Removal of bisphenol-A from spiked synthetic effluents using an immersed membrane activated sludge process

Abstract

With the recent emergence of estrogenic contaminants as reclaimed wastewater quality issue, our study has investigated the removal of bisphenol-A (BPA) using a submerged membrane bioreactor. Experiments were performed at initial BPA concentrations ranging from 1.0 to 15mg/L. A very low sludge mineralization occurred in the bioreactor (with a VSS/TSS ratio around 0.8–0.9), irrespective of the variation of biomass concentration and a long retention time of solids. The specific oxygen uptake rate values recorded did not reveal any significant change in the microbial respiratory activity in the absence (2.00mgO2/gVSSh) and in the presence (1.4mgO2/gVSSh) of BPA in the synthetic effluent. The performance of the bioreactor in terms of COD removal remained constant and reached 99% irrespective of the hydraulic retention time imposed (3–6h), whereas 66–99% of COD removal was recorded while using conventional activated sludge system. The limit of the toxicity (21.6g BPA/m3/d) determined for the bioreactor membrane system was higher than that recorded for the conventional activated sludge (2.5g BPA/m3/d). BPA was effectively removed in the membrane bioreactor (abatement ⩾98% was reached) due to adsorption and biodegradation/transformation processes.
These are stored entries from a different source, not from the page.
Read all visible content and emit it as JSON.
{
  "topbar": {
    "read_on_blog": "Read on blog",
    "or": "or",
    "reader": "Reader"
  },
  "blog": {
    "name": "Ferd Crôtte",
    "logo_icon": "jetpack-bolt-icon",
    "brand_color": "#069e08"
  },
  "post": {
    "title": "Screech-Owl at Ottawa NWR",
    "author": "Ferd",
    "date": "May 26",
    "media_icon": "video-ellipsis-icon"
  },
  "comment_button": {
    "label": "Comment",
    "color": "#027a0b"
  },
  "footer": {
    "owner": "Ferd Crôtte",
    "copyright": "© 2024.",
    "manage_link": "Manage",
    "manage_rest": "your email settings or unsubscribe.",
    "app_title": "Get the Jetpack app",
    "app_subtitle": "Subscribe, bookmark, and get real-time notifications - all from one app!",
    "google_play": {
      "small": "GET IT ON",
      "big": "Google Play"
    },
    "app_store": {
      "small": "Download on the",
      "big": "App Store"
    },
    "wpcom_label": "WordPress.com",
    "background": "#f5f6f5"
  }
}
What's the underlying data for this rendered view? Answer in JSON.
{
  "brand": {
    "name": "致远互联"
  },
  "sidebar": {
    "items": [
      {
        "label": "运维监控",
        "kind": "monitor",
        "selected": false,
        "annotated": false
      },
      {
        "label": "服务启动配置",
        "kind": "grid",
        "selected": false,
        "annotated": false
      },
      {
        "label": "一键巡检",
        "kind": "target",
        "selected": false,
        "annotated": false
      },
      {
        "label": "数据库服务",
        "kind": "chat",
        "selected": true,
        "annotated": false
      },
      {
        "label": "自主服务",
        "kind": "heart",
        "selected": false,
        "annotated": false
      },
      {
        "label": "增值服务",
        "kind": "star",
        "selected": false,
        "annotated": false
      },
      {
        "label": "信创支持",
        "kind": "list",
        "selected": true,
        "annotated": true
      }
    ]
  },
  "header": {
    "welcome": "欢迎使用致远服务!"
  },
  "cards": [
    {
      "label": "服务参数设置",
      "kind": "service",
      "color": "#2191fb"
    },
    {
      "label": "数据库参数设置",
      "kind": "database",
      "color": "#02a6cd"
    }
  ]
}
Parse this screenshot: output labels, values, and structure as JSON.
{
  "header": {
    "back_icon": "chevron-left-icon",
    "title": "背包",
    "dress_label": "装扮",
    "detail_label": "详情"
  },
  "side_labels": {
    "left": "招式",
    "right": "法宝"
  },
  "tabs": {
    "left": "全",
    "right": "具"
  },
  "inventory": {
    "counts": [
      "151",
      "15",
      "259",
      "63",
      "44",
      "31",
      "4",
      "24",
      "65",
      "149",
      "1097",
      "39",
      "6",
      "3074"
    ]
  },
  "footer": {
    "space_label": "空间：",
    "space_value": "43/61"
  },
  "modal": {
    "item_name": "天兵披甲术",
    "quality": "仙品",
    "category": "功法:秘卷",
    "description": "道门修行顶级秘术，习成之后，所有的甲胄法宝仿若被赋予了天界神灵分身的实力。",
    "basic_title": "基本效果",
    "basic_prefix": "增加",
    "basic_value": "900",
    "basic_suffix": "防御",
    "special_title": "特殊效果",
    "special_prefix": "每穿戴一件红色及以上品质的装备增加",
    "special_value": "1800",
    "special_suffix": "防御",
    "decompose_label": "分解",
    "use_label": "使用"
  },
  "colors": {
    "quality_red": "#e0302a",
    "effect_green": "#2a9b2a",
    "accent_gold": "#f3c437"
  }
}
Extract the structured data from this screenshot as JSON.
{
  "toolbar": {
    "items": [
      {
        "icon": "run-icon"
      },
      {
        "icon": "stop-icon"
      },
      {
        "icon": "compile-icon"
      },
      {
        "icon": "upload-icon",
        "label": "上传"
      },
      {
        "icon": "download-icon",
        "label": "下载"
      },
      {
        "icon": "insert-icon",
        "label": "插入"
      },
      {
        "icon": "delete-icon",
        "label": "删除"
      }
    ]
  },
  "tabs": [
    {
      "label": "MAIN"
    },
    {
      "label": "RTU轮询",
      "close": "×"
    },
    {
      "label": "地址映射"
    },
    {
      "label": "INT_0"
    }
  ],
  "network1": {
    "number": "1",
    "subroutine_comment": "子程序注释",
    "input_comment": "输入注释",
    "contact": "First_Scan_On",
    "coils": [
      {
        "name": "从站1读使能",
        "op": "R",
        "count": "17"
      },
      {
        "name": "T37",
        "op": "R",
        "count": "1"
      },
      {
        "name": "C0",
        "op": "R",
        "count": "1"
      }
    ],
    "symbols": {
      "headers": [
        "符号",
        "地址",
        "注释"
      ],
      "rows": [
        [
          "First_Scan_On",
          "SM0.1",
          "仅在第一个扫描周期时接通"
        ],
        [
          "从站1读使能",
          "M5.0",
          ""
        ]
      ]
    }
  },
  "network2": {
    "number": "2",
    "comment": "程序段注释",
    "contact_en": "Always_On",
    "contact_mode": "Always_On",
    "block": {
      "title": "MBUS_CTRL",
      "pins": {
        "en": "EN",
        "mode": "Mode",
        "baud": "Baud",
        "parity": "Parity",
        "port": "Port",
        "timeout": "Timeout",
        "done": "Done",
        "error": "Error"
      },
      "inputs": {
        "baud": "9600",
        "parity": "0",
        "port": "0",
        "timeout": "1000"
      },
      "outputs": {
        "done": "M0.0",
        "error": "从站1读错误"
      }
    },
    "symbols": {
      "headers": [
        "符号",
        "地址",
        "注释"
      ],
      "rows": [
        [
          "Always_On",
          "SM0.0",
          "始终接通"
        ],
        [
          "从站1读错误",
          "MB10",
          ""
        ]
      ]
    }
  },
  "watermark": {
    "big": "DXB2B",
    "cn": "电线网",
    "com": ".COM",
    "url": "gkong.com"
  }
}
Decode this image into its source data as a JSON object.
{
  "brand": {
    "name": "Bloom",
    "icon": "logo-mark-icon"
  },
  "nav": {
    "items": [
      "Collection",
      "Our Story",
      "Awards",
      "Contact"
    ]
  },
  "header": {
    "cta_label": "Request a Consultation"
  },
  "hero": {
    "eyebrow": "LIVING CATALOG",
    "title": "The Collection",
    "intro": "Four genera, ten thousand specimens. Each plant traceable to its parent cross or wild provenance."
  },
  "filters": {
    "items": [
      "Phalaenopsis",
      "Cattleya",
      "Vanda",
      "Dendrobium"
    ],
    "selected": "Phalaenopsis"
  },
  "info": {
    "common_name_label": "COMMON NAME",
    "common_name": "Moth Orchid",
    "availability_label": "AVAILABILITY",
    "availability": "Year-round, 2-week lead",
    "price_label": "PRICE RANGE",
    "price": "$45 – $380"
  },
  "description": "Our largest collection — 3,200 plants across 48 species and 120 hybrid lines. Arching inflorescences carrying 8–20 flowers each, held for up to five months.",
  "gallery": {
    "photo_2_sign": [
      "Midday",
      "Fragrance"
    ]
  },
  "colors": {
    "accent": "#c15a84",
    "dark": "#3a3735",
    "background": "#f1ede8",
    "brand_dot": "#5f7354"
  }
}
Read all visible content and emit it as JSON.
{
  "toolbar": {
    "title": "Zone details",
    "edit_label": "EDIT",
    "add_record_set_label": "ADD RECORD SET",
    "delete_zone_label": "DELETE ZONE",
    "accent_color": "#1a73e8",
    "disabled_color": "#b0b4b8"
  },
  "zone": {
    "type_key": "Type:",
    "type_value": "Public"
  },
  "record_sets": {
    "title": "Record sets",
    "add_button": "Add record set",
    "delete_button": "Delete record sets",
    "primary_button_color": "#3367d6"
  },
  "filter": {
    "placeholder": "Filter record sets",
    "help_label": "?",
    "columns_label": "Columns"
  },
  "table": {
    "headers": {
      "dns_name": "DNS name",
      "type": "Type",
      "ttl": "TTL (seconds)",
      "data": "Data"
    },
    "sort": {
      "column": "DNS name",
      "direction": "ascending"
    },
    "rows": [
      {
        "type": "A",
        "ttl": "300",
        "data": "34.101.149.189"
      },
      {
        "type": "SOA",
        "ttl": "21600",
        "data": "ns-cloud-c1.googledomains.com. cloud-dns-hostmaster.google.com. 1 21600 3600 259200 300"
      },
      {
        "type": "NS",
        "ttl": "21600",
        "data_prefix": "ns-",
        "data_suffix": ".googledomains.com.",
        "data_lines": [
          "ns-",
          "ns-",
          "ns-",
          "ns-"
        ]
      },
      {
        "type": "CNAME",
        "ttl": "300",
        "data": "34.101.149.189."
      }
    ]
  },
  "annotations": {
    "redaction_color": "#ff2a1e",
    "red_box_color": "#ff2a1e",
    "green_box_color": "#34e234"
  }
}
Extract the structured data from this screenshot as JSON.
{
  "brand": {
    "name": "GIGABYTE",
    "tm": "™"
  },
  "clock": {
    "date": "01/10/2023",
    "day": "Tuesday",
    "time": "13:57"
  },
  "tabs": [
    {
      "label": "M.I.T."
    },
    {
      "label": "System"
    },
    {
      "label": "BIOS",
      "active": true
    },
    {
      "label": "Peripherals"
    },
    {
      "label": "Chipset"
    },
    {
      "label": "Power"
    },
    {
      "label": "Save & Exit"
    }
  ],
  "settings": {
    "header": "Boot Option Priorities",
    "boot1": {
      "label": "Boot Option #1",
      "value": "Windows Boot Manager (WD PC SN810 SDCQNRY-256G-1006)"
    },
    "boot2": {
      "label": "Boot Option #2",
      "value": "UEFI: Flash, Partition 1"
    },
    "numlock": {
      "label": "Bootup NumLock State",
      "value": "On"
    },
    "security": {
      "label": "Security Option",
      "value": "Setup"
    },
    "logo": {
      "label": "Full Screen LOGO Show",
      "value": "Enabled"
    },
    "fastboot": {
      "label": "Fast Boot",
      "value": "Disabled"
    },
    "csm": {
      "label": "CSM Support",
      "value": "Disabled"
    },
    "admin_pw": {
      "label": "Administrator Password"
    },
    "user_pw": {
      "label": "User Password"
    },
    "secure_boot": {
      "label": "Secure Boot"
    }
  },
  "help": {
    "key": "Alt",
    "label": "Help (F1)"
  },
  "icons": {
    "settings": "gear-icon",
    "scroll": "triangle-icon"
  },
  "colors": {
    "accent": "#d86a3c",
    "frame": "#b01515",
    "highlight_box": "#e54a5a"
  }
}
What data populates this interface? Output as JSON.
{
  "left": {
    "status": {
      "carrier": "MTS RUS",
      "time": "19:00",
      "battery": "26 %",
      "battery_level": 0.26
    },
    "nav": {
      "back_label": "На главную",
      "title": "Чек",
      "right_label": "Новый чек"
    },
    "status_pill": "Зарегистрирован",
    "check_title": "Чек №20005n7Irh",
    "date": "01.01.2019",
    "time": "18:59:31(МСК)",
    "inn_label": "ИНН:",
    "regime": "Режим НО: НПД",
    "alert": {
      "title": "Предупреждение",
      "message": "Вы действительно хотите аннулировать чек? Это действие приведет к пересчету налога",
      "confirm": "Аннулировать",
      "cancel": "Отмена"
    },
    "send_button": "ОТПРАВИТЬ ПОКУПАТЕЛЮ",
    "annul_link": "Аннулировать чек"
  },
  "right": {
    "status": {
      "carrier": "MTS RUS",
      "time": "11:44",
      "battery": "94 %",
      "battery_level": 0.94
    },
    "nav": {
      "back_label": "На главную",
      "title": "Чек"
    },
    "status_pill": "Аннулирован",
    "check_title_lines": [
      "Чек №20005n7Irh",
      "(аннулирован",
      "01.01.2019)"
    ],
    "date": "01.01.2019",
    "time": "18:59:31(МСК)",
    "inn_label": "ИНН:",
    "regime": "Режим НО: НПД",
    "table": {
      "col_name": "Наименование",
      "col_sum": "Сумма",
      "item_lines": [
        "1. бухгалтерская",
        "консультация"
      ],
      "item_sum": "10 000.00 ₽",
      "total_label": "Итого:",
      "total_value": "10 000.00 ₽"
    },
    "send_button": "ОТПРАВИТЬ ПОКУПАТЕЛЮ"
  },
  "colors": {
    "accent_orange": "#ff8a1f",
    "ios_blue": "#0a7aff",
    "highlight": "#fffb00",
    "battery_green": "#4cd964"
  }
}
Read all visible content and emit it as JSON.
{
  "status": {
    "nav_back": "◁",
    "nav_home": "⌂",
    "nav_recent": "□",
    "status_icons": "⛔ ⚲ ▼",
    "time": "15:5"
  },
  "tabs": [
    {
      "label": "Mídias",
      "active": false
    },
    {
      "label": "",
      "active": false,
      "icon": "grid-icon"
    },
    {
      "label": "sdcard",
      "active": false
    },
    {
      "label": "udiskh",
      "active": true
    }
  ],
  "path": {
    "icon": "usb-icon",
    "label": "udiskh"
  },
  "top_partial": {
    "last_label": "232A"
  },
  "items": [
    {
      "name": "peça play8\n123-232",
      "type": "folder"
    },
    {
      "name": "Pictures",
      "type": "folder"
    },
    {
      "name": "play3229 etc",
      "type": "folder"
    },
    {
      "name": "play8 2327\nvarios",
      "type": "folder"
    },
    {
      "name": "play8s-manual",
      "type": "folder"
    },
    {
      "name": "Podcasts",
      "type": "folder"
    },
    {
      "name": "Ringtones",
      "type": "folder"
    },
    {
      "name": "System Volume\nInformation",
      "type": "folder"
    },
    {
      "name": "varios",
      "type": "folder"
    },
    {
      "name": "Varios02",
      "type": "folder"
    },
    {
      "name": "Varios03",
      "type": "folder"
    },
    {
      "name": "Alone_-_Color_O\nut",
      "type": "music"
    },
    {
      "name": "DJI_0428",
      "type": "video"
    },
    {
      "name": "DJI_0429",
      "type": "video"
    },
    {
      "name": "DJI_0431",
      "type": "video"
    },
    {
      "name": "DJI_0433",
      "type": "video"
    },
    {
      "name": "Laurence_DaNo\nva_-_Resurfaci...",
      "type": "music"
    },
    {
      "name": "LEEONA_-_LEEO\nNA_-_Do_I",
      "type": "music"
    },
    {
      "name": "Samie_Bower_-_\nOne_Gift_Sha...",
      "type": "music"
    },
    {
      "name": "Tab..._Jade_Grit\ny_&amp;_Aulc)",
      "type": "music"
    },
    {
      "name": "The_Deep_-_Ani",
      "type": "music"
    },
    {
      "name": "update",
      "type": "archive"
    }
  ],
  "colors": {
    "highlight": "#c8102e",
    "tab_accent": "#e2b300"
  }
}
Residual BPA concentrations recorded in the mixed liquor remained low (0.017–0.004mg/L), when the raw wastewater contained a concentration of 1.0mg BPA/L. This indicates that BPA was not accumulated in the membrane bioreactor, but bacteria oxidized it. Likewise, the membrane bioreactor was found to be effective in removing ammonia–nitrogen (>99% of N–NH4 removed), whereas 61% of phosphate (P–PO4) could be simultaneously removed. The membrane bioreactor was a total barrier for total suspended solid and turbidity was effectively removed (residual turbidity was lower than 1.0 NTU).